Illustrons plus précisément cette idée par un exemple emprunté cette fois à la physique. Qu'est-ce qui conduisit Newton († 1727) à la formulation de la théorie de la gravitation universelle ( = action à distance entre 2 corps) ? La pomme que, paraît-il, il reçut sur la tête n'explique évidemment rien, mais on peut remarquer qu'ici comme souvent la légende de la science rejoint l'inductivisme en invoquant les «faits », fussent-ils imaginaires, à l'origine de la théorie. Il faut en vérité comprendre la nature des problèmes que la physique du temps de Newton pouvait se poser, et leurs présupposés théoriques. Pour ce faire, un aperçu de l'histoire des théories physiques du mouvement n'est pas inutile.


Pour l'antiquité grecque, avec Aristote, le mouvement est par nature passager, transitoire. Son essence est de finir. Ce n'est pas un état de la matière. L'univers n'est en ordre qu'à l'état de repos. Le mouvement est alors l'indice d'un désordre -soit comme la cessation de l'état naturel d'ordre (lancer une pierre en l'air - mouvement violent) - soit comme tendance à rétablir l'ordre naturel (quand la pierre retombe - mouvement naturel). Cette théorie semble, il faut le souligner, tout à fait correspondre à certaines données évidentes de l'expérience : chacun peut constater qu'aucun mouvement ne dure indéfiniment.

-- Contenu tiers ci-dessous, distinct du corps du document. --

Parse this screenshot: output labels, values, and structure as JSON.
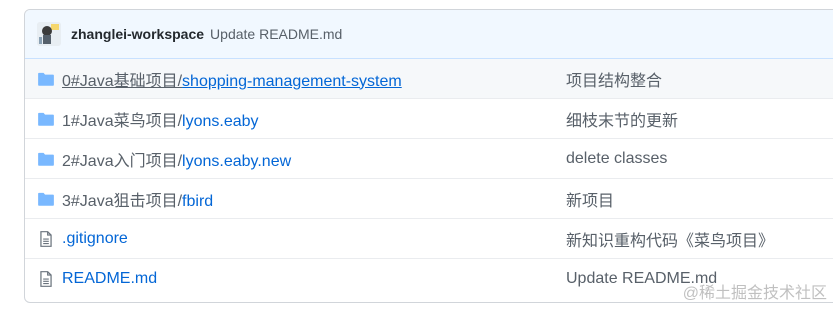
{
  "commit": {
    "author": "zhanglei-workspace",
    "message": "Update README.md"
  },
  "rows": [
    {
      "type": "folder",
      "icon": "folder-icon",
      "prefix": "0#Java基础项目/",
      "link": "shopping-management-system",
      "message": "项目结构整合"
    },
    {
      "type": "folder",
      "icon": "folder-icon",
      "prefix": "1#Java菜鸟项目/",
      "link": "lyons.eaby",
      "message": "细枝末节的更新"
    },
    {
      "type": "folder",
      "icon": "folder-icon",
      "prefix": "2#Java入门项目/",
      "link": "lyons.eaby.new",
      "message": "delete classes"
    },
    {
      "type": "folder",
      "icon": "folder-icon",
      "prefix": "3#Java狙击项目/",
      "link": "fbird",
      "message": "新项目"
    },
    {
      "type": "file",
      "icon": "file-icon",
      "prefix": "",
      "link": ".gitignore",
      "message": "新知识重构代码《菜鸟项目》"
    },
    {
      "type": "file",
      "icon": "file-icon",
      "prefix": "",
      "link": "README.md",
      "message": "Update README.md"
    }
  ],
  "watermark": "@稀土掘金技术社区",
  "colors": {
    "link": "#0366d6",
    "folder": "#79b8ff",
    "commit_bar": "#f1f8ff"
  }
}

Critique de la physique aristotélicienne: La « physique » d’Aristote est encore toute mêlée de psychologie. La cosmologie céleste fait appel à la psychologie de l’âme bienheureuse, la physique terrestre d’Aristote s’éclaire par la psychologie de l’âme inquiète. Aristote distingue deux sortes de corps, les lourds et les légers. Les corps légers (la fumée) vont spontanément vers le haut alors que les graves (une pierre) se meuvent d’eux-mêmes vers le bas. Le haut et le bas représentent respectivement le « lieu naturel » des corps légers et des graves. Les corps inertes sont donc involontairement assimilés à des hommes qui s’efforcent de retrouver leur «chez-soi ». L’accélération de la pesanteur s’explique par le fait que le pierre « désire le bas » et presse son mouvement comme les chevaux qui, dit-on, vont plus vite lorsqu’ils «sentent l’écurie » . En langage psychanalytique, on pourrait dire qu’Aristote projette sur sa dynamique un « complexe du home », autrement dit qu’il prête aux corps inertes un goût particulier pour leur domicile pour leur domicile d’élection.


A partir du XVII ième siècle, les théories modernes du mouvement vont promouvoir celui-ci au rang de passage à celui d'état. Leur principe fondamental est le principe d'inertie, selon lequel un corps a tendance à conserver tout état nouveau qui lui est communiqué : lorsqu'un corps en mouvement s'arrête, c'est donc dû, non comme le croyait Aristote à des causes inhérentes, mais à des facteurs extérieurs, tels les frottements, la résistance de l'air, etc.

Or ce principe d'inertie va poser des problèmes nouveaux. Par exemple, comment se fait-il que la Terre tourne autour du soleil, puisque, selon ce principe d'inertie, elle devrait se mouvoir d'un mouvement rectiligne correspondant à une tangente de son orbite ? Pour Copernic qui, au XVII ième, ne connaissait pas le principe d'inertie, le problème ne se posait pas, et Copernic pouvait considérer alors, comme les Grecs, le mouvement circulaire des planètes comme un mouvement naturel et auto-explicatif. A l'époque de Newton au contraire compte tenu de l'état nouveau des théories du mouvement, ce qui n'était pas un problème cent cinquante ans plus tôt en devient un. Il faut expliquer le mouvement orbital, elliptique des planètes, qui ne s'explique plus de lui-même. La théorie de la gravitation sera cette explication.